A commercial real estate purchase in Florida has some complexities that make it quite different from buying or selling a home. Whether it is for the initial plunge of a new business or an expansion of an existing entity, it is important to know the steps and potential pitfalls of the process.

Not only is proper due diligence necessary, especially in examining title and inspection, there are also risks when entering into a commercial real estate transaction when the client is not aware of state laws or local ordinances, or does not consider liability or specific considerations during negotiations. It is essential for the business owner entering the Tampa real estate market to have sound legal advice to help with all contractual aspects of the process in order to achieve a satisfactory and legally sound deal.

The initial agreement and due diligence

Buying or selling commercial real estate is a multistep process that often involves unique considerations and negotiations along the way. The preliminary agreement between buyer and seller is usually memorialized in a letter of intent (LOI) or term sheet, which names the parties in the deal and outlines their intentions.
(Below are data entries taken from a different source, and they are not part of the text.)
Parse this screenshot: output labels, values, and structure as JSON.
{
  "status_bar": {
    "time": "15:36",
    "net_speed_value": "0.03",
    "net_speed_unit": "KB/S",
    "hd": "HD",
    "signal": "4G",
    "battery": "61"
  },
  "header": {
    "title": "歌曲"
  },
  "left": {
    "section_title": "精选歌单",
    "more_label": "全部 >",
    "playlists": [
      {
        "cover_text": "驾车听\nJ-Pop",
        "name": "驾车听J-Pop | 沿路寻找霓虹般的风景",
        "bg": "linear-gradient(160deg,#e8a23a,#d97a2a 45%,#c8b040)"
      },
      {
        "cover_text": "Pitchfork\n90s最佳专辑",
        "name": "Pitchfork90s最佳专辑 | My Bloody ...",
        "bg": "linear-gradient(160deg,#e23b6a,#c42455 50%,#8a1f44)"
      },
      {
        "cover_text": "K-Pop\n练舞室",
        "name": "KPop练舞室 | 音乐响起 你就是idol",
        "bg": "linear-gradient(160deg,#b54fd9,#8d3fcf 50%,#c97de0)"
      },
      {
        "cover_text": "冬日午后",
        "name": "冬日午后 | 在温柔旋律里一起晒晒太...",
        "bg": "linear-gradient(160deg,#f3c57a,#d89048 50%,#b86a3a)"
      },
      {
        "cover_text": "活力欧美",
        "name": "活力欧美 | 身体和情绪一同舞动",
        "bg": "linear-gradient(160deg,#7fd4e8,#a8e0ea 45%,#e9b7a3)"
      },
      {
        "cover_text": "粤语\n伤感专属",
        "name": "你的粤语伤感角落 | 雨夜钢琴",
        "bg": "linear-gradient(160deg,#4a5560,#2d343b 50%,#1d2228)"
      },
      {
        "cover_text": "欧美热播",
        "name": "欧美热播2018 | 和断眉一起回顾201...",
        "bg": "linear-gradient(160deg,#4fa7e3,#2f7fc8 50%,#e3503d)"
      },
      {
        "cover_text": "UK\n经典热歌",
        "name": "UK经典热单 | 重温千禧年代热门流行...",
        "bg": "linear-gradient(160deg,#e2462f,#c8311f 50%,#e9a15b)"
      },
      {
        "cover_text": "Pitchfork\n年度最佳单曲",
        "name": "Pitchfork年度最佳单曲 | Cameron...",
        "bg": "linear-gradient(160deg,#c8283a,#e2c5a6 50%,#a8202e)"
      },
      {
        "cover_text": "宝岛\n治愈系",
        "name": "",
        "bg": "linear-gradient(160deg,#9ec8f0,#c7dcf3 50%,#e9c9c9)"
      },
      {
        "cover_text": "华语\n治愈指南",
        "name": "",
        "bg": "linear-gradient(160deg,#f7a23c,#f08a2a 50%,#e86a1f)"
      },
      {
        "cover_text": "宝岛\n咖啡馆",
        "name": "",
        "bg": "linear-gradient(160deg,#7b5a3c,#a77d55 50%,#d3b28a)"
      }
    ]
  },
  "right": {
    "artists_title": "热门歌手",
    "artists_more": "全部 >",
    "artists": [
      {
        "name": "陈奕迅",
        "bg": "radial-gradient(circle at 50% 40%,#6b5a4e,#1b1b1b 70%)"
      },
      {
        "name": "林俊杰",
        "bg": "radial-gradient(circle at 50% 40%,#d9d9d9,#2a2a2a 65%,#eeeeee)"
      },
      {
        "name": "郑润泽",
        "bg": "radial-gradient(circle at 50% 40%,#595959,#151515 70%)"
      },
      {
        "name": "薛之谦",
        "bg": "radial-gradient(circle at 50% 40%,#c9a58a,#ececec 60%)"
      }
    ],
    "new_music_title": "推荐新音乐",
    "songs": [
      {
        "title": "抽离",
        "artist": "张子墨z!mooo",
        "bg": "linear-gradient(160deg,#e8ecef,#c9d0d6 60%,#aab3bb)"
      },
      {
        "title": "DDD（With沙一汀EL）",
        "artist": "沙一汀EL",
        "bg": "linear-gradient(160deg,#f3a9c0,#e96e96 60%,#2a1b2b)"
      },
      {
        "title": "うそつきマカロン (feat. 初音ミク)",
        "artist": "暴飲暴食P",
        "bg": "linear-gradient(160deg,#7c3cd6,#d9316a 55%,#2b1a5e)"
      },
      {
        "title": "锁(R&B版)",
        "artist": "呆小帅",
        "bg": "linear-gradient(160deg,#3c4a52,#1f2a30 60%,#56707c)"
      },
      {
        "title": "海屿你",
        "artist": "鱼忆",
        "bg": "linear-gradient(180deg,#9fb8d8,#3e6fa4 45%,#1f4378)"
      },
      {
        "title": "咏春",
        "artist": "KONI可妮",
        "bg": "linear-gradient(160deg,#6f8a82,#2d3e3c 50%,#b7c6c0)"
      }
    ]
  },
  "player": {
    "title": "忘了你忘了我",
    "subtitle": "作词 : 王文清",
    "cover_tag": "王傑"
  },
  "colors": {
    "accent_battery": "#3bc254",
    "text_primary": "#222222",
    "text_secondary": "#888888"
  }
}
There may also be specific provisions to be included in the formal agreement.

The due diligence period is essential for investigating some crucial elements:

  • Title and survey
  • Service contracts, management agreements or leases
  • Engineering and environmental factors
  • Compliance with use and zoning regulations

Negotiating the terms

The parties will then enter into negotiations of the terms and conditions necessary to achieve a satisfactory outcome as part of the formation of the purchase and sale agreement. Some of these terms include:

  • Representations and warranties, which serve both purchaser and seller in laying out risk factors as well as clarifying liability and indemnification obligations if there are representation inaccuracies, or if warranties are breached
  • Covenants that establish the obligations for maintenance and repair, maintaining insurance, and the release of the seller to enter into new contracts
  • Closing conditions, which set the conditions for the buyer to acquire the property and to finance the purchase, as well as the contingencies for use
  • Prorations and credits

Each transaction may be affected by industry-specific considerations, local laws, financing sources and many other factors. Understanding the process will prepare the business owner for potential risk and clarify their goals from the outset.